納米生物傳感器在食源性致病菌檢測中的應用研究進展

張紅梅，高 雪，劉 璐，賈 穆，勵建榮

（渤海大學食品科學與工程學院，遼寧省食品安全重點實驗室，生鮮農產品貯藏加工及安全控制技術國家地方聯合工程研究中心，遼寧 錦州 121013）

食源性致病菌是指受其污染的食品會引發人體疾病的一類微生物，主要包括鼠傷寒沙門氏菌（Salmonella typhimurium）、空腸彎曲桿菌（Campylobacter jejuni）、大腸桿菌O157:H7（Escherichia coliO157:H7）、單核細胞增生李斯特菌（Listeria monocytogens）、肉毒芽孢桿菌（Clostridium botulinum）、金黃色葡萄球菌（Staphylococcus aureus）、志賀氏菌（Shigella）、創傷弧菌（Vibrio vulnificus）、霍亂弧菌（Vibrio cholera）、副溶血性弧菌（Vibrio parahaemolyticus）、小腸結腸炎耶爾森菌（Yersinia enterocolitica）等[1]。
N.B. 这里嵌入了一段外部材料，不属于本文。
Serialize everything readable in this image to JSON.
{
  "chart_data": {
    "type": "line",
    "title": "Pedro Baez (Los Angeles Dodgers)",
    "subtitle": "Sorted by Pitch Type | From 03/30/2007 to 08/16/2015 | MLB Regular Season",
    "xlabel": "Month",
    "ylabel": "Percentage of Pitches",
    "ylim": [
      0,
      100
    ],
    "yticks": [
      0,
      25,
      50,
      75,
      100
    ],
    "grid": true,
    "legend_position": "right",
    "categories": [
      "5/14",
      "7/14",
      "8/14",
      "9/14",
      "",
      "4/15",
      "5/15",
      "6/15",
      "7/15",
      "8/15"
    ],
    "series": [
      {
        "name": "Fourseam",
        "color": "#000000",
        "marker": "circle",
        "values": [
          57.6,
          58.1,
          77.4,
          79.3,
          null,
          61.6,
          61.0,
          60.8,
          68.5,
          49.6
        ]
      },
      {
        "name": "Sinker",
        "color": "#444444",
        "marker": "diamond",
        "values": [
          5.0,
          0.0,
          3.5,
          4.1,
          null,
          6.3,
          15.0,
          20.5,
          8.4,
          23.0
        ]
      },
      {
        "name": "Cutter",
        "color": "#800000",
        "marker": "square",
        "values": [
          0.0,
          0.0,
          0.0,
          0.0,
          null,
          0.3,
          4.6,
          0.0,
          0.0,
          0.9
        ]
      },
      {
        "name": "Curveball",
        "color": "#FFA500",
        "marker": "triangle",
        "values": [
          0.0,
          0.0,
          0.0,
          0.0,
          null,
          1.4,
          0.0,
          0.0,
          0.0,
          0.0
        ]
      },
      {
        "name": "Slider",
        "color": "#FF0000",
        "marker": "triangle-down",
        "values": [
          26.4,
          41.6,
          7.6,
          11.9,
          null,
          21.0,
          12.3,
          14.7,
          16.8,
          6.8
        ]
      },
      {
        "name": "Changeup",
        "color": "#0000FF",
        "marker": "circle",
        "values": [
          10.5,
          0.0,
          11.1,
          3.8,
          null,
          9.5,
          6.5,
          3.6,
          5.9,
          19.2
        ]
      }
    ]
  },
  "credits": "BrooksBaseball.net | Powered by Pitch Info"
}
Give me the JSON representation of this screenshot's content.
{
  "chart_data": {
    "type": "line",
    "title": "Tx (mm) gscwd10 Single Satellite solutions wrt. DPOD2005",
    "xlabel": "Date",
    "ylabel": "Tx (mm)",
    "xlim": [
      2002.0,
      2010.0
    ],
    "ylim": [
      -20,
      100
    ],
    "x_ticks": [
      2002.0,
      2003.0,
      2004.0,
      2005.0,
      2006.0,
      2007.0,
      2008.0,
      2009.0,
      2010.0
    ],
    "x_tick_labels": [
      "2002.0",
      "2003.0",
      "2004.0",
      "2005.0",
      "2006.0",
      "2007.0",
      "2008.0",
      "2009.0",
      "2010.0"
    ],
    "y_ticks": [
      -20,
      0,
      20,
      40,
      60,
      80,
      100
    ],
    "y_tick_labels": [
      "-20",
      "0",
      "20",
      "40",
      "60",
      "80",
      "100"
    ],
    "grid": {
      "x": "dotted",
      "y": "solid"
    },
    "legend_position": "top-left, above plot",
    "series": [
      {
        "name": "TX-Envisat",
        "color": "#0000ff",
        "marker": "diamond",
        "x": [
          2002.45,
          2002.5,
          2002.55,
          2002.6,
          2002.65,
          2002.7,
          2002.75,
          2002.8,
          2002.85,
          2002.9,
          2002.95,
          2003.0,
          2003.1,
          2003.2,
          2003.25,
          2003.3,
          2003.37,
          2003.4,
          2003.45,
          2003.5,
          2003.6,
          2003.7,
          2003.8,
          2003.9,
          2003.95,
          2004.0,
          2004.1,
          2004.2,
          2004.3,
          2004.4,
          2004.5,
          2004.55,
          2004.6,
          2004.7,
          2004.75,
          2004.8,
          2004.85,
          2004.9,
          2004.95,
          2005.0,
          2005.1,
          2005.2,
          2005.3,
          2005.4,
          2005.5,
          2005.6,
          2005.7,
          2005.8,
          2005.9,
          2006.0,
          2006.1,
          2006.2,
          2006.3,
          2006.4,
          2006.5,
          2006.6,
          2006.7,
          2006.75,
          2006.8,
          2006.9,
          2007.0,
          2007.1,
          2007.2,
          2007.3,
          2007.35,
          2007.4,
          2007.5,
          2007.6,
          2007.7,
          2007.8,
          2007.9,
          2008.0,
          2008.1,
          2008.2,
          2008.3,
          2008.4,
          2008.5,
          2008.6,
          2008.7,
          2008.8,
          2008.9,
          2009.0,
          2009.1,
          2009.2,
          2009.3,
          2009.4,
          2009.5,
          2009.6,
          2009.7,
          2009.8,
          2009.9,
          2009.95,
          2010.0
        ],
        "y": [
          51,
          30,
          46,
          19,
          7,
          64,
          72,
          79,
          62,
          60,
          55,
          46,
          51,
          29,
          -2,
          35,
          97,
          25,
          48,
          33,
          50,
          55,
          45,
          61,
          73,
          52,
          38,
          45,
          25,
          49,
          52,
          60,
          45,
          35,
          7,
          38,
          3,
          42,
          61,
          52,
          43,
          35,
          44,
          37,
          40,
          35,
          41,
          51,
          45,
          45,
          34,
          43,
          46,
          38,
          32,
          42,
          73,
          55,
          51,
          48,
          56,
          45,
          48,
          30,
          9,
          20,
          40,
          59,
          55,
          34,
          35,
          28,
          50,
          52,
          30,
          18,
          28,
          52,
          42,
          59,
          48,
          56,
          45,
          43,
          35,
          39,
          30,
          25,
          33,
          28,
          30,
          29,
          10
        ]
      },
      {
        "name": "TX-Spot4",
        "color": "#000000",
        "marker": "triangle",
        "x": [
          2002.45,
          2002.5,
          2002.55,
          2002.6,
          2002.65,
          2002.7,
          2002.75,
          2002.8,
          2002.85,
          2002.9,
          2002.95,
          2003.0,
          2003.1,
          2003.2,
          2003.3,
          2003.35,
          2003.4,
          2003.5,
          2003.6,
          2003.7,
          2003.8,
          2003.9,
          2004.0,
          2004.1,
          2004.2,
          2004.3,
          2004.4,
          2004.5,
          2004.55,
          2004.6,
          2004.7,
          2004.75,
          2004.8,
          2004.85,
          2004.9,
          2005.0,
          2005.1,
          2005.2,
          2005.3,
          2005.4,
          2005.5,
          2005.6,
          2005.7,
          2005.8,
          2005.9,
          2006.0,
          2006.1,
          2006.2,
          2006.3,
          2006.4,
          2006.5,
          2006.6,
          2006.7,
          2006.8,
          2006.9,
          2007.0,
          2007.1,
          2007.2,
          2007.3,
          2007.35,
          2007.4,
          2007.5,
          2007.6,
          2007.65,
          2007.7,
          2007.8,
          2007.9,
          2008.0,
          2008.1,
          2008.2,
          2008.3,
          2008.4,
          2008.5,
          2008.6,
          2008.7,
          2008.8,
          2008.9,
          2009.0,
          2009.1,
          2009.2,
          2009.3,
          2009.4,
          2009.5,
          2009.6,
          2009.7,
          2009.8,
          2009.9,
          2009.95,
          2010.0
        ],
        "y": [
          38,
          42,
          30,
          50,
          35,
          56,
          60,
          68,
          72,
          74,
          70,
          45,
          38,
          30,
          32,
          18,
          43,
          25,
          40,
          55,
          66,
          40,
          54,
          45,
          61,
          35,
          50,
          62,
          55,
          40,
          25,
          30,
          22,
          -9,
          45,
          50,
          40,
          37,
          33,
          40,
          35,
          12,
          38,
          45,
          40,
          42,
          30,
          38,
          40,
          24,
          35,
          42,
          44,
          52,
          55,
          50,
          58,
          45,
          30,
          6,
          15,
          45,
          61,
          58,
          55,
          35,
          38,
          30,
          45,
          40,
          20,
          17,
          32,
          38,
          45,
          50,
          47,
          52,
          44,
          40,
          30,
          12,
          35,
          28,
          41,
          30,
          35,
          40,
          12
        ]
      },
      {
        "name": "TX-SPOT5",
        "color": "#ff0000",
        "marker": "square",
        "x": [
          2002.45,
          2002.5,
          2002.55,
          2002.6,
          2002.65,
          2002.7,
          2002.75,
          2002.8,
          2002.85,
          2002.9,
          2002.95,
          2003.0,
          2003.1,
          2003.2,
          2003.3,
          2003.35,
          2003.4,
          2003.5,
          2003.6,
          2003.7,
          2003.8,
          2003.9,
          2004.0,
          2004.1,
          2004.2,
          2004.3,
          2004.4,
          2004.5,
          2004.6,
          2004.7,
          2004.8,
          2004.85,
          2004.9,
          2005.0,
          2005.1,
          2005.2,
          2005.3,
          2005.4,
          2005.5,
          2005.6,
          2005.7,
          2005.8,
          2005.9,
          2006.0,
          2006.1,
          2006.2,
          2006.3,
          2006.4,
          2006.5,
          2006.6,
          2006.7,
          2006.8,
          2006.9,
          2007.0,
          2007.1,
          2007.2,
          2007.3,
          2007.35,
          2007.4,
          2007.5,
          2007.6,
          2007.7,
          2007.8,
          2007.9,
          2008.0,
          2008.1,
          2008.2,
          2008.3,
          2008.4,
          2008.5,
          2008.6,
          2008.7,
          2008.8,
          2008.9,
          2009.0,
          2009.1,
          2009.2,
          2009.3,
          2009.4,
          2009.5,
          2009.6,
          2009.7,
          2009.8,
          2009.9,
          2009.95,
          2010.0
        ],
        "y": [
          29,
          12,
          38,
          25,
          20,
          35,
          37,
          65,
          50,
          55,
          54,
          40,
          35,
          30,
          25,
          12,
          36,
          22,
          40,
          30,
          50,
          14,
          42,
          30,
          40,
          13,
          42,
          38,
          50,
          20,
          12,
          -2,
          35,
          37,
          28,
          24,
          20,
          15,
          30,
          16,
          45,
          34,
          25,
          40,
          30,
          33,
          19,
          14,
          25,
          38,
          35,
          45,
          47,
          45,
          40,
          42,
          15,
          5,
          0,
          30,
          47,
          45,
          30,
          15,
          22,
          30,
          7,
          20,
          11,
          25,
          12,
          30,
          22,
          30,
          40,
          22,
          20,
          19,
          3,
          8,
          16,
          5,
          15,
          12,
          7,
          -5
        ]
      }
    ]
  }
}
食源性致病菌在環境中存活率高且傳播速度快，引發的食源性疾病嚴重危害到人體健康，并一定程度上阻礙國民經濟的發展，據世界衛生組織的報告顯示，全世界每年約6億 人（1/10左右）患上食源性疾病，420000 人死于食源性疾病，其中40%是5 歲以下兒童[2]。此外，據美國疾病預防與控制中心（Centers for Disease Control and Prevention，CDC）報道結果顯示，美國每年約4800萬 人（1/6左右）感染食源性疾病，128000 人因其住院，3000 人因其死亡[3-4]。因此，在早期階段更快更靈敏地檢測食源性致病菌以防患食源性疾病是亟待解決的問題。

傳統的食源性致病菌檢測方法包括標準平板計數法和逐漸優化的方法如聚合酶鏈式反應（polymerase chain reaction，PCR）法、酶聯免疫吸附試驗（enzyme-linked immunosorbent assay，ELISA）法、利用噬菌體的方法、環介導等溫擴增（loop-mediated isothermal amplification，LAMP）等[5-8]。但是上述方法不能滿足公眾對食品安全和健康的更高需求，為此，越來越多研究者致力于更精準、更高效的檢驗方法的發展，如基于納米材料的生物傳感器檢測方法[9-10]。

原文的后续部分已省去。